Normalization is the process of organizing data in a database. This includes creating tables and establishing relationships between those tables according to rules designed both to protect the data and to make the database more flexible by eliminating redundancy and inconsistent dependency.

Redundant data wastes disk space and creates maintenance problems. If data that exists in more than one place must be changed, the data must be changed in exactly the same way in all locations. For example, if a StudentName field is in several tables, then a spelling correction to a student's name will have to be made in each of those tables. Alternatively, if a Student table contains the StudentID and the StudentName fields, then other tables needing access to student information can link to the Student table. Any necessary changes to the students' data need only occur in one place.

When a database is normalized, all of the tables describe or are concerned with a limited part of the overall schema. Normalizing a database accomplishes several things:
  • Arranges data into logical groupings or subschemas so that each group describes some small part of the whole story
  • Ensures that each column of each table clearly defines and describes its data content and that there is no ambiguity about the data that is stored
  • Minimizes the amount of duplicate data that could potentially be stored in a database
  • Organizes the data so that when modifications are necessary, the change can be made in only one place
  • Builds a database that functions quickly and efficiently without compromising the integrity of the data in storage
There are a few rules for database normalization. Each rule is called a "normal form." If the first rule is observed, the database is said to be in "first normal form." If the first three rules are observed, the database is considered to be in "third normal form." Although other levels of normalization are possible, third normal form is considered the highest level necessary for most applications.

First Normal Form

  • Identify each set of related data with a primary key


  • A primary key is a uniquely identifying field (or fields) that directly identifies each value of the remaining fields in a given record.

  • No multi-valued attributes (fields that contain more than one value in each row)


  • For example, if a student is in more than one course, this is the wrong way to store the data - there are several course numbers in the Course field:

    StudentIDCourse
    11111420,330,470
    22222230,120,150


  • No repeating groups in individual tables (fields that represent multiple items)


  • Do not use multiple fields in a single table to store similar data. For example, to track which students have which courses, a record may contain fields for Course1, Course2, and Course3:

    StudentIDCourse1Course2Course3
    11111420330470
    22222230120150


    This becomes a problem if you would need to add a fourth course.
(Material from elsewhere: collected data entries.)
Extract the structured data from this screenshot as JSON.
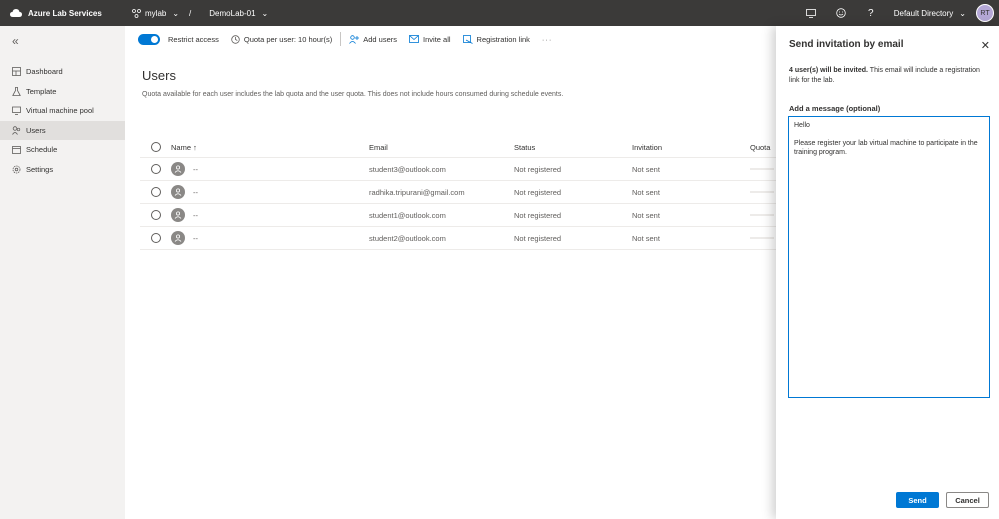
{
  "topbar": {
    "app_name": "Azure Lab Services",
    "lab_plan": "mylab",
    "separator": "/",
    "lab_name": "DemoLab-01",
    "directory": "Default Directory",
    "avatar_initials": "RT"
  },
  "sidebar": {
    "items": [
      {
        "label": "Dashboard",
        "icon": "dashboard-icon"
      },
      {
        "label": "Template",
        "icon": "template-flask-icon"
      },
      {
        "label": "Virtual machine pool",
        "icon": "vm-pool-icon"
      },
      {
        "label": "Users",
        "icon": "users-icon",
        "active": true
      },
      {
        "label": "Schedule",
        "icon": "schedule-icon"
      },
      {
        "label": "Settings",
        "icon": "settings-gear-icon"
      }
    ]
  },
  "commandbar": {
    "restrict_access": "Restrict access",
    "quota": "Quota per user: 10 hour(s)",
    "add_users": "Add users",
    "invite_all": "Invite all",
    "registration_link": "Registration link",
    "more": "···"
  },
  "main": {
    "title": "Users",
    "description": "Quota available for each user includes the lab quota and the user quota. This does not include hours consumed during schedule events.",
    "columns": {
      "name": "Name ↑",
      "email": "Email",
      "status": "Status",
      "invitation": "Invitation",
      "quota": "Quota"
    },
    "rows": [
      {
        "name": "--",
        "email": "student3@outlook.com",
        "status": "Not registered",
        "invitation": "Not sent"
      },
      {
        "name": "--",
        "email": "radhika.tripurani@gmail.com",
        "status": "Not registered",
        "invitation": "Not sent"
      },
      {
        "name": "--",
        "email": "student1@outlook.com",
        "status": "Not registered",
        "invitation": "Not sent"
      },
      {
        "name": "--",
        "email": "student2@outlook.com",
        "status": "Not registered",
        "invitation": "Not sent"
      }
    ]
  },
  "panel": {
    "title": "Send invitation by email",
    "info_bold": "4 user(s) will be invited.",
    "info_rest": " This email will include a registration link for the lab.",
    "message_label": "Add a message (optional)",
    "message_line1": "Hello",
    "message_line2": "Please register your lab virtual machine to participate in the training program.",
    "send": "Send",
    "cancel": "Cancel"
  },
  "colors": {
    "accent": "#0078d4",
    "topbar": "#3b3a39",
    "sidebar": "#f3f2f1"
  }
}
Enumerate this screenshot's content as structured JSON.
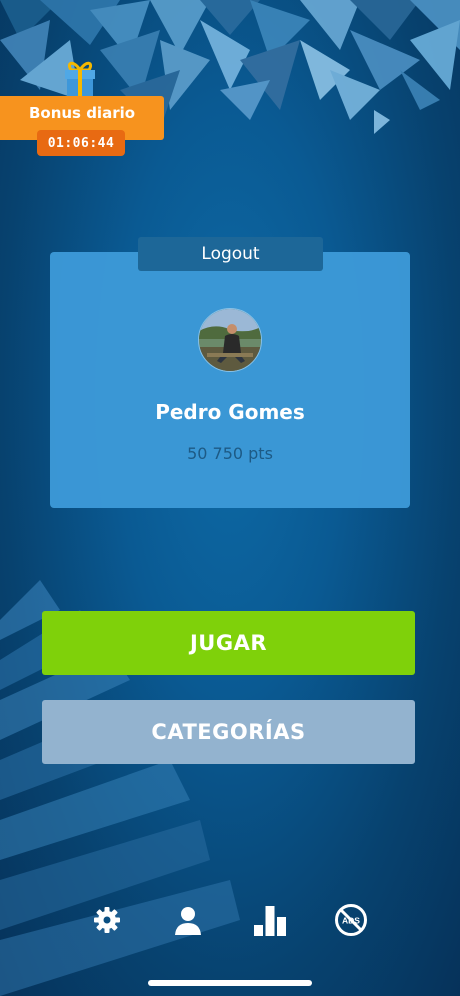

Adding yet another field will not solve the problem - that would require the developer to modify the program and table structure, and does not readily allow a dynamic number of courses.
Instead, place all course information in a separate table called Courses, then link Students to Courses with an ID number key. This table is now in First Normal Form:

StudentIDCourse
11111420
11111330
11111470
22222230
22222120
22222150


Second Normal Form

  • In First Normal Form
  • Separate tables for sets of values that apply to multiple records
Second Normal form applies only to tables with compound keys (containing more than one field). If the primary key is a compound key, then each record should be directly related to each of the components of the key.

For example, in our Student table, the StudentID/Course combination is the Primary Key. The Room field does not depend at all on the StudentID field. In this case, the Room field should be put into a separate table. To put a table in Second Normal Form, these related tables are linked with a foreign key.

StudentID Course Room
11111 420 221
11111 330 136
11111 470 201
22222 230 410
22222 120 313
22222 150 526

In Second Normal form, this table becomes two linked tables:

StudentID Course
11111 420
11111 330
11111 470
22222 230
22222 120
22222 150
Course Room
420 221
330 136
470 201
230 410
120 313
150 526

















Third Normal Form

  • In Second Normal Form
  • Eliminate fields that do not depend on the key
Values in a record that are not part of that record's key do not belong in the table. In general, any time the contents of a group of fields may apply to more than a single record in the table, consider placing those fields in a separate table.

Keep in mind that adhering to the third normal form, while theoretically desirable, is not always practical. In a typical Customers table, in order to eliminate all possible interfield dependencies, there must be separate tables for cities, ZIP codes, sales representatives, customer classes, and any other factor that may be duplicated in multiple records. In theory, normalization is worth pursing. However, many small tables may degrade performance or exceed open file and memory capacities.

It may be more feasible to apply third normal form only to data that changes frequently. If some dependent fields remain, design your application to require the user to verify all related fields when any one is changed.

Other Normalization Forms

Other normalizations forms, including Boyce Codd Normal Form, fourth normal form, and fifth normal form do exist, but are rarely used in production databases. Disregarding these rules may result in less than theoretically "perfect" database design, but should not affect functionality.

Well-normalized databases are complex to program against. Application programmers who deal with creating front-end applications usually have to use multi-table joins, subqueries, or views as data sources, since the necessary data is contained in several normalized tables. This can make the application run very slowly and/or make finding information difficult.

As with many formal rules and specifications, real world scenarios do not always allow for perfect compliance. In general, normalization requires additional tables and some customers find this cumbersome. If you decide to violate one of the first three rules of normalization, make sure that your application anticipates any problems that could occur, such as redundant data and inconsistent dependencies.